One to Watch

Christy Powers

Christy Powers was born in New York, and received a BA from Sarah Lawrence College and an MA with distinction from the College of Fine Arts at the University of New South Wales (2007). She works with ink, gouache, and watercolors, and her main subject matter includes girls, social media, and youth culture.

The out-of-focus quality of her artworks metaphorically signifies the effects of fading memories. She has exhibited extensively nationally and internationally, including at the Bronx Museum, the Queen Victoria Museum, the Art Gallery of New South Wales, White Box, MadArts Gallery, and Giacobetti Paul Gallery. She has participated in residencies at ILIRI in the Australian Outback, and at the AIM program at the Bronx Museum.

 What are the major themes you pursue in your work?
I have always been interested in the role that photography plays in how we construct our memories and how that is changing with social media. There has always been an element of fiction in our memories. But with the contemporary need to create an online identity, how is that construction going to affect the way we remember things? These online images are so ephemeral and impermanent, and I enjoy capturing that in my paintings. By painting these images, I’m able to capture that ‘just-out-of-reach’ feeling of memories, where some details remain sharp, yet others blur and disappear.

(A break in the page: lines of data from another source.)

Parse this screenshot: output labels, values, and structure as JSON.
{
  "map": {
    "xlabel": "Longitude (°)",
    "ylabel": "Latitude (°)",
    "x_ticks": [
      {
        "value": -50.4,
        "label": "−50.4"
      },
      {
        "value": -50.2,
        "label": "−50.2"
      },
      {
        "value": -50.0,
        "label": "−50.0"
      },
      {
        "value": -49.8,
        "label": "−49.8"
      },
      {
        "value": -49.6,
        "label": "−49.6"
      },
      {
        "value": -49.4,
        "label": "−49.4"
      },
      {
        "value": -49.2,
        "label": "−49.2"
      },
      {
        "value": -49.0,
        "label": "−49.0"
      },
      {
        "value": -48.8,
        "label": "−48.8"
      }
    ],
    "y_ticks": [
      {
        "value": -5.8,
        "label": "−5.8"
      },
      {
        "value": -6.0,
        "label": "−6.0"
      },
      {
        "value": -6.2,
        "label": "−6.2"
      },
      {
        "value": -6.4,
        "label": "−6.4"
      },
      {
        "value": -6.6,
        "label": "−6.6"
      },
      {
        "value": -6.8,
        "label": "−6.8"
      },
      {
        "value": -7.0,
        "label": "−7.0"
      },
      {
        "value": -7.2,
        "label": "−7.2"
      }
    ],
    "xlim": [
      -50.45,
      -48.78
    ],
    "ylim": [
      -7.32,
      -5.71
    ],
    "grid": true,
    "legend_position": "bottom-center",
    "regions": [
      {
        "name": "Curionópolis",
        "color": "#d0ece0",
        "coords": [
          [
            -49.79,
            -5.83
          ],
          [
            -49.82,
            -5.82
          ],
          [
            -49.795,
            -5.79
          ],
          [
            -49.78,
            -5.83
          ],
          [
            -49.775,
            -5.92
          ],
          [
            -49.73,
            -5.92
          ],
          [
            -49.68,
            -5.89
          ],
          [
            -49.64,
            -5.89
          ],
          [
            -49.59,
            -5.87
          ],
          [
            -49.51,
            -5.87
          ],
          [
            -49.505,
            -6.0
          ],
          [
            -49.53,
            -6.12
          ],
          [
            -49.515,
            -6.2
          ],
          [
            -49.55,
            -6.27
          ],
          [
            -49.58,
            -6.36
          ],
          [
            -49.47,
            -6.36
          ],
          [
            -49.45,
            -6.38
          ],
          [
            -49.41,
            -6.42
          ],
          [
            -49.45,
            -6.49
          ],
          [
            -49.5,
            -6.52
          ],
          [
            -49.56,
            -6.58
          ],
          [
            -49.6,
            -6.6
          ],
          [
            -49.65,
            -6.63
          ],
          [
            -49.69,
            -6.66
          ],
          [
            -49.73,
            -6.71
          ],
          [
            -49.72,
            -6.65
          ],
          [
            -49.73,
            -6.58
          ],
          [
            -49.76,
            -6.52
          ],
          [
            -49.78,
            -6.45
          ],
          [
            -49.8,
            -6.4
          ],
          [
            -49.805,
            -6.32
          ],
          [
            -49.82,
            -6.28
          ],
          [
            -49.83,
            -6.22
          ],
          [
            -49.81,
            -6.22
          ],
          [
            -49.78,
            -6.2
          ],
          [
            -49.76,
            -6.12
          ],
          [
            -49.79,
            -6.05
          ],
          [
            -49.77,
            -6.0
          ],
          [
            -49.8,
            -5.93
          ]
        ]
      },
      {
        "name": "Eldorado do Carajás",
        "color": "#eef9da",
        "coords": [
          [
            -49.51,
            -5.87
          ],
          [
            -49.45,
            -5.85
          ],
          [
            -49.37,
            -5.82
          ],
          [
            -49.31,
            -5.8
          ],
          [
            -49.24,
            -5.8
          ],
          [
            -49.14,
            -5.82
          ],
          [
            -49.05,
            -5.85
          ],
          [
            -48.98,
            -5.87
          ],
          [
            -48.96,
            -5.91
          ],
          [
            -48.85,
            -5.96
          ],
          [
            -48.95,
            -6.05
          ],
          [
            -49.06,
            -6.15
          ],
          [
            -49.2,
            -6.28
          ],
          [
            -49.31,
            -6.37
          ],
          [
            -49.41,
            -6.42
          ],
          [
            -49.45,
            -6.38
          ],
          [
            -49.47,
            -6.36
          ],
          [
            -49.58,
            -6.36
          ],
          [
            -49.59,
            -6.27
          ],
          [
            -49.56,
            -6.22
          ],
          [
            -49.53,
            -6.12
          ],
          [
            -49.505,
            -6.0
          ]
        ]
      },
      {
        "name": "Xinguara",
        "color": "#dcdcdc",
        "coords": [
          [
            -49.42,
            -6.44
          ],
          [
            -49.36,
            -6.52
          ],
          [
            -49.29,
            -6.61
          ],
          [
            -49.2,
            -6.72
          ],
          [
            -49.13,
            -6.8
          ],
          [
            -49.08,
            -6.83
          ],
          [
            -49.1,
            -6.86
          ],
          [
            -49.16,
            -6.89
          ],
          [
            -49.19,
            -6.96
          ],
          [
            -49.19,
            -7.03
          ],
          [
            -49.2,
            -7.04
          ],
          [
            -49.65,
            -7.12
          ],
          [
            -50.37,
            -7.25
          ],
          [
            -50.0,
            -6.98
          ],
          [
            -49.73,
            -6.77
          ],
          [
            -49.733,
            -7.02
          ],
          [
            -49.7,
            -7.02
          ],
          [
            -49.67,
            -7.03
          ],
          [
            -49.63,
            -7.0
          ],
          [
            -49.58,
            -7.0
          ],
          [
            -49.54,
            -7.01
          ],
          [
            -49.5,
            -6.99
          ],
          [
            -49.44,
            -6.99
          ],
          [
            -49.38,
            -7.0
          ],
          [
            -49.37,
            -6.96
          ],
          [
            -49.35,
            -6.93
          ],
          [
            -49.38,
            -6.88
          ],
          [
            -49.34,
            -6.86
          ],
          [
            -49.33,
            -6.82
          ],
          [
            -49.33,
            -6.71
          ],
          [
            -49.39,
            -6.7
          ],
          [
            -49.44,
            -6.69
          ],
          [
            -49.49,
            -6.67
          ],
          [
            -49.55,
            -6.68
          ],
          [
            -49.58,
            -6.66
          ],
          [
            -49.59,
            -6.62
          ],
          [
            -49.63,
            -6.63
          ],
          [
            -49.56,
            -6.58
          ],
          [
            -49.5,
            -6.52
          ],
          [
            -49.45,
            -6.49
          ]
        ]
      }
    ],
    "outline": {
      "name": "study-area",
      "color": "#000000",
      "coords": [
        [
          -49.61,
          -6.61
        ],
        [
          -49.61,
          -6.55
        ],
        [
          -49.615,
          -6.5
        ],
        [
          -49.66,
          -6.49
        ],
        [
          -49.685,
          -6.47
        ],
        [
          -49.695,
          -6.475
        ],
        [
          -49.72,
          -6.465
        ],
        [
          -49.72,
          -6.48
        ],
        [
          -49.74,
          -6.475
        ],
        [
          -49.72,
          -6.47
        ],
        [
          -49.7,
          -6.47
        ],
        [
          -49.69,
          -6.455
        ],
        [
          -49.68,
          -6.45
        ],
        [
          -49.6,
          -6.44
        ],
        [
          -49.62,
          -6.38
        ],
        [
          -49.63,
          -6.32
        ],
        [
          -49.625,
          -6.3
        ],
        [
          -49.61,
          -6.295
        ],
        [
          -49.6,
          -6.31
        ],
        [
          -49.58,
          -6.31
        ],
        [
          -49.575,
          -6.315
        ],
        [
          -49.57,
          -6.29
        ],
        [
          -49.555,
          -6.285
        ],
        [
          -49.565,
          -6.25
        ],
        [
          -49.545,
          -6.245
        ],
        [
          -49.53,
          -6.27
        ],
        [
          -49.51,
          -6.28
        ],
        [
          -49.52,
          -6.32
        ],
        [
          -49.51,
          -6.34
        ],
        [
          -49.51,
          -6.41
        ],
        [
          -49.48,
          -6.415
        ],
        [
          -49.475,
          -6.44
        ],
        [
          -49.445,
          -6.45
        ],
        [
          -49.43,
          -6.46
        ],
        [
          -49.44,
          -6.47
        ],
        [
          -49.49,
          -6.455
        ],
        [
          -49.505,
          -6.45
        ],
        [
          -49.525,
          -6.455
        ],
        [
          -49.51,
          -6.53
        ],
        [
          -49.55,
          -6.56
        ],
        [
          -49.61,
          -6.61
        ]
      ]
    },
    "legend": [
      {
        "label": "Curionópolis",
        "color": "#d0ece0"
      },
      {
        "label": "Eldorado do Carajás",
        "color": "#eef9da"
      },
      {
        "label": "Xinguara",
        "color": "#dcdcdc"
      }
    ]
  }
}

 What was the best advice given to you as an artist?
In college I had a professor tell me that my rag was just as important of a tool as my brushes, and that I will probably use them both equally. What we remove is just as important as the marks we make. That has always stuck with me.

Prefer to work with music or in silence?
Music always. I get pretty obsessive listening to one album for a piece or even a series of work. There was definitely an entire year where all I listened to was Radiohead’s In Rainbows while I worked, much to the chagrin of people in nearby studios. Since then, I’ve started to wear headphones.

If you could only have one piece of art in your life, what would it be?
It’s hard to choose just one, but I guess I’ll go with one of the first paintings that really knocked the wind out of me,  Caspar David Friedrich’s Monk by the Sea.  

Who are your favorite writers?
This list could go on and would probably be different everyday: Susan Sontag, Chimamanda Ngozi Adiche, Joan Didion, Denis Johnson, Gabriel Garcia Marquez, and Douglas Coupland.